A few short weeks into dating Gunnar, I went over to his parents’ house and noticed that the kitchen was suddenly stocked with gluten free snacks. Gunnar won’t touch gluten free food with a ten foot pole, but I have celiac disease and have to avoid all gluten. I remember feeling so cared for and welcomed.
It’s the understatement of the year to say that Gunnar’s family treats me (and all guests) very well. If you come over for dinner, there’s a 95% chance you end up staying the night because you don’t want to leave.
Gunnar’s family is exceptionally kind. I learned last week that Lea Faraone’s family is, too. Her service was filled with so much love, and every seat in the enormous cathedral was occupied. Her family invited us to a gathering at a local restaurant after the service. When Gunnar and I walked in, we were immediately approached by one of Lea’s many aunts who said, “Gunnar can I go get you a plate of food from the back? I know Lea wouldn’t have eaten from this buffet – we know what to do here!” It was both a loving and funny gesture (much like Lea’s personality!). Later, Lea’s Mom checked in with everyone to make sure they had enough to eat.
On the way home, Gunnar and I talked about how it felt like we’d known Lea’s family for a long time, even though we just met. For such an incredibly sad day, her family balanced it out with so much love.

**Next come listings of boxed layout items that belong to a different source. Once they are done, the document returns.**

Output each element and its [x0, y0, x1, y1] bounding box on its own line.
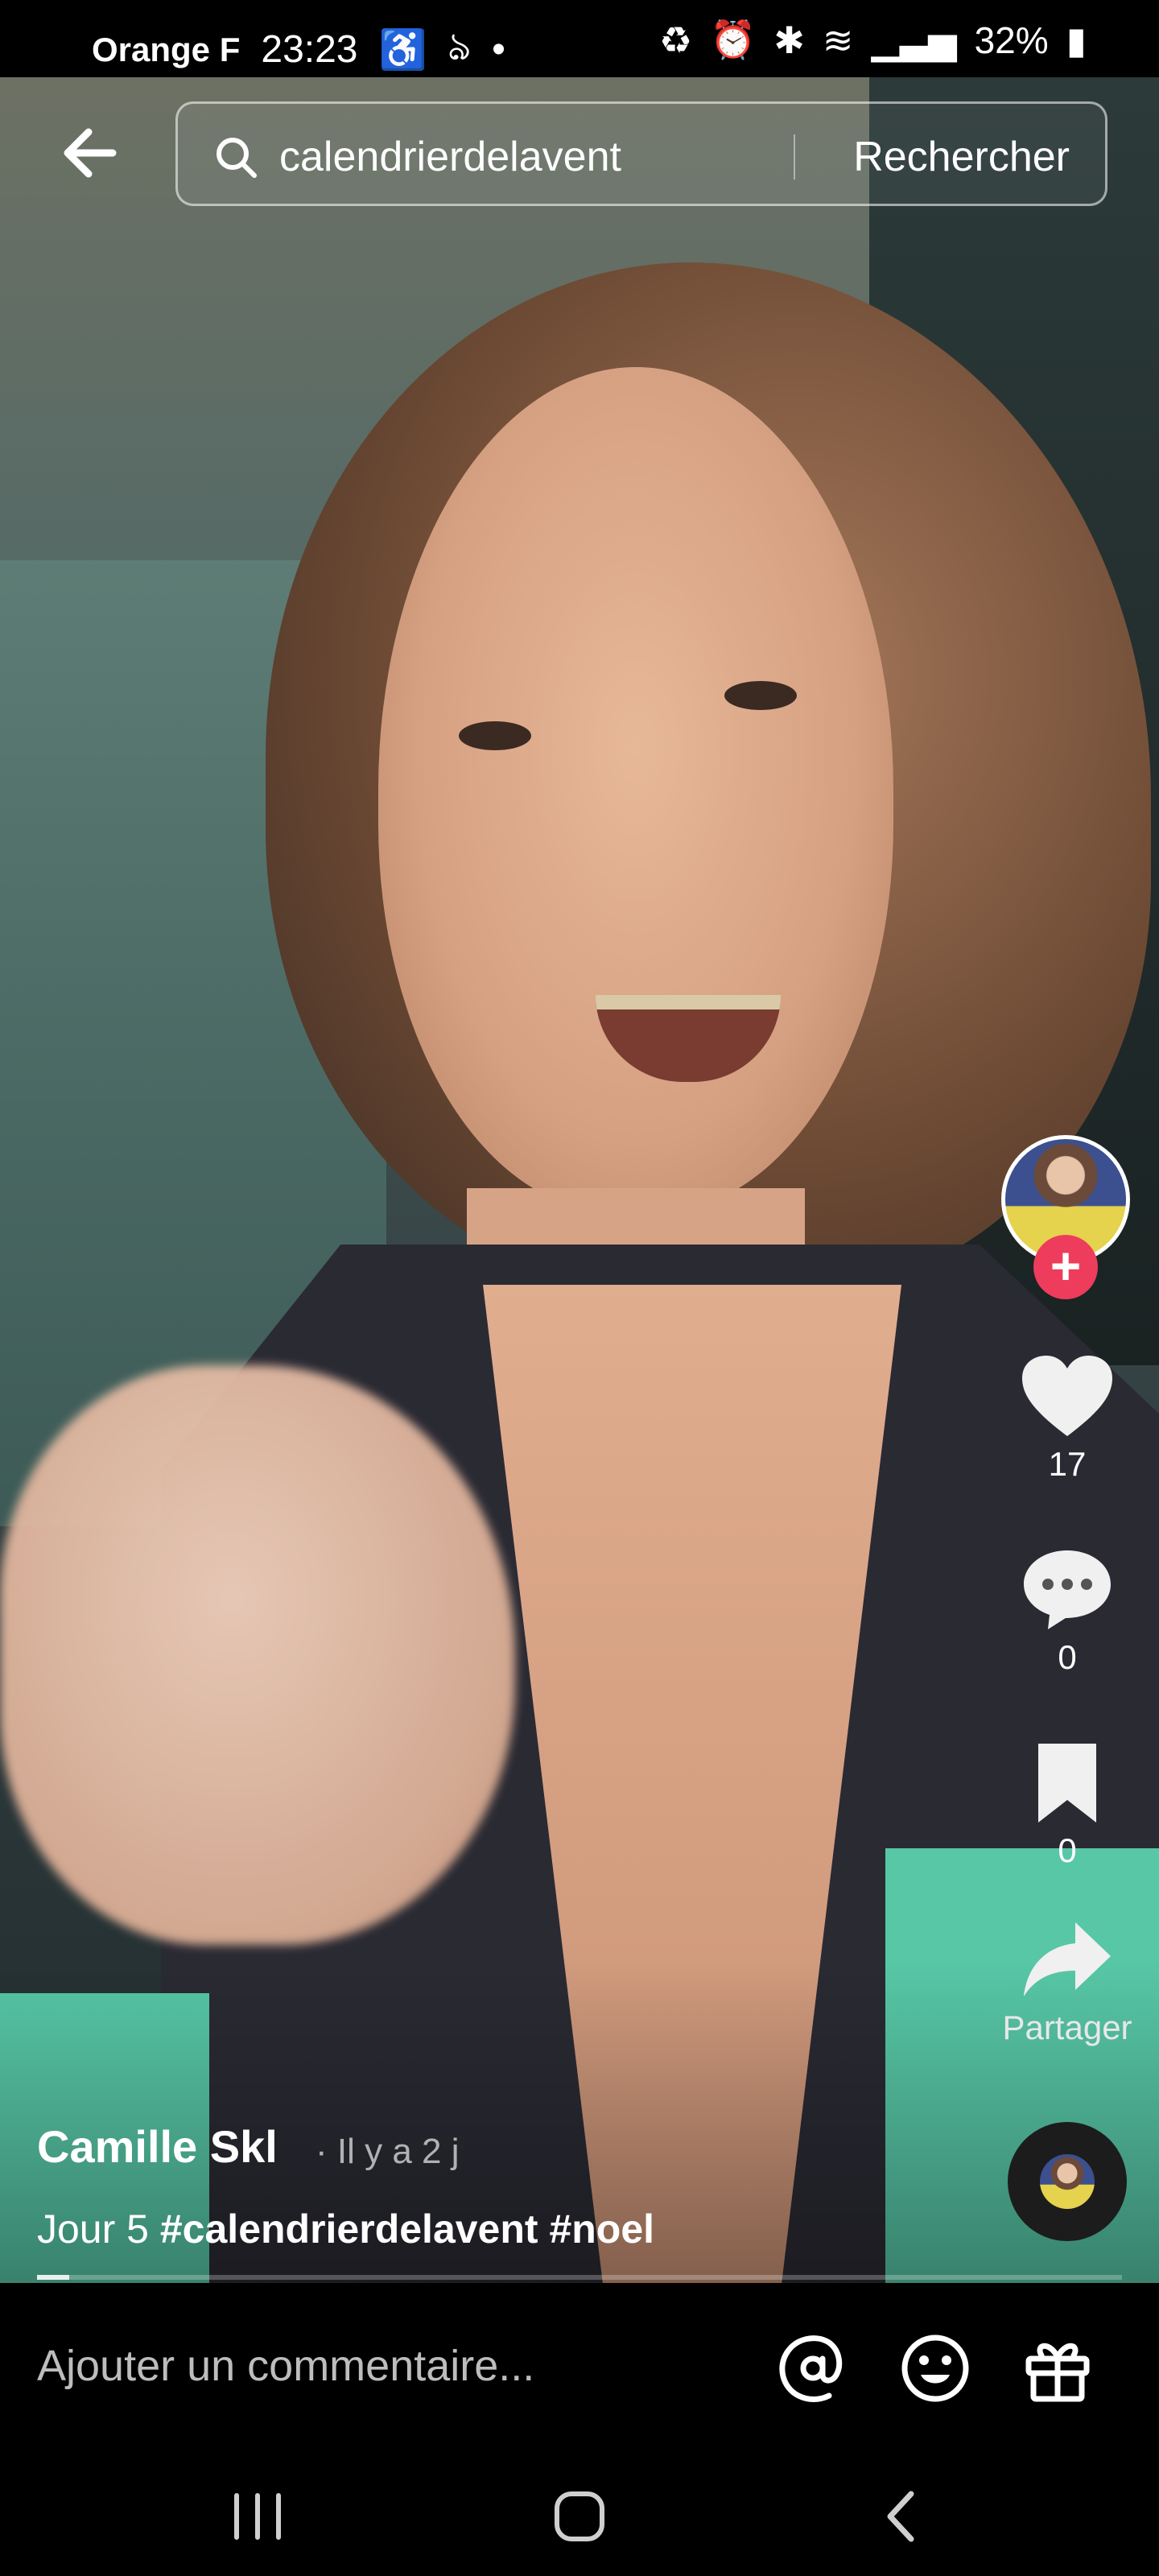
heart-icon	[1022, 1356, 1112, 1436]
music-cover	[1040, 2154, 1095, 2209]
bluetooth-icon: ✱	[773, 19, 805, 61]
carrier-label: Orange F	[92, 30, 241, 68]
search-input[interactable]: calendrierdelavent	[279, 133, 621, 181]
recent-apps-icon[interactable]	[217, 2484, 298, 2549]
divider	[794, 134, 795, 180]
alarm-icon: ⏰	[710, 19, 757, 60]
search-icon	[217, 138, 257, 178]
video-caption: Jour 5 #calendrierdelavent #noel	[37, 2206, 654, 2252]
music-disc[interactable]	[1008, 2122, 1127, 2241]
share-button[interactable]: Partager	[982, 1916, 1153, 2047]
video-progress-fill	[37, 2275, 70, 2280]
gift-icon[interactable]	[1017, 2328, 1098, 2409]
share-arrow-icon	[1024, 1922, 1111, 1996]
follow-button[interactable]: +	[1033, 1235, 1098, 1299]
battery-level: 32%	[974, 19, 1049, 61]
like-button[interactable]: 17	[982, 1352, 1153, 1484]
post-time: · Il y a 2 j	[316, 2132, 460, 2171]
back-button[interactable]	[56, 117, 129, 189]
search-bar[interactable]: calendrierdelavent Rechercher	[175, 101, 1107, 206]
app-notification-icon: ঌ	[448, 26, 472, 68]
save-button[interactable]: 0	[982, 1739, 1153, 1870]
battery-icon: ▮	[1066, 19, 1087, 61]
share-label: Partager	[1002, 2008, 1132, 2046]
status-bar: Orange F 23:23 ♿ ঌ • ♻ ⏰ ✱ ≋ ▁▃▅ 32% ▮	[0, 0, 1159, 77]
clock: 23:23	[261, 28, 358, 71]
comment-bar: Ajouter un commentaire...	[0, 2283, 1159, 2452]
back-nav-icon[interactable]	[861, 2484, 942, 2549]
comment-count: 0	[1058, 1638, 1077, 1676]
comment-button[interactable]: 0	[982, 1546, 1153, 1677]
system-navigation-bar	[0, 2452, 1159, 2576]
caption-hashtags[interactable]: #calendrierdelavent #noel	[160, 2207, 654, 2252]
save-count: 0	[1058, 1831, 1077, 1869]
search-button[interactable]: Rechercher	[853, 133, 1070, 181]
comment-bubble-icon	[1024, 1550, 1111, 1629]
video-progress-bar[interactable]	[37, 2275, 1122, 2280]
at-icon[interactable]	[773, 2328, 853, 2409]
bookmark-icon	[1038, 1744, 1096, 1823]
battery-saver-icon: ♻	[658, 19, 693, 61]
comment-input[interactable]: Ajouter un commentaire...	[37, 2341, 534, 2391]
caption-text: Jour 5	[37, 2207, 149, 2252]
accessibility-icon: ♿	[378, 29, 427, 72]
wifi-icon: ≋	[822, 19, 854, 61]
signal-icon: ▁▃▅	[871, 19, 957, 61]
home-icon[interactable]	[539, 2484, 620, 2549]
author-name[interactable]: Camille Skl	[37, 2120, 278, 2173]
arrow-left-icon	[64, 128, 117, 178]
notification-dot-icon: •	[492, 28, 505, 71]
video-subject	[378, 367, 893, 1212]
emoji-icon[interactable]	[895, 2328, 975, 2409]
like-count: 17	[1048, 1445, 1087, 1483]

It turns out that every CF family I know is extraordinarily welcoming. I would have guessed it would be the opposite. Wouldn’t it be natural to become an insular, little family unit upon a diagnosis of a serious illness? Rather, it seems as if a cystic fibrosis diagnosis makes a family grow fivefold.
Tiffany Rich’s family proves this theory about CF families, too. Her parents consider her friends Kelsey, Callie, Kim, and Brittany as their own daughters. I love the photo of her packed hospital room right before she got her transplant.
My friend Jon thinks that a CF diagnosis paves the way for families to appreciate that the highs and lows of life are better with more people around. It’s better to have more people around during a scary hospitalization, and it’s better to have more people around when you celebrate good health. His family follows the same policy as Tiff… friends were always welcome at the dinner table, and to this day, they call his Dad when they have “house” issues that he can come over and fix. Jon also suggests that it’s good to be friends with a CF family because their homes are stocked with all the good food J
It’s this “our door is always open” attitude that I initially thought contradicts a CF diagnosis, but clearly I was wrong. Turns out, a CF diagnosis results in showing openness, warmth, and love to all. Gunnar says that the experience of living with CF has value and that it has shaped his personality in more ways than he can count. I’ve learned that’s true for CF families, too.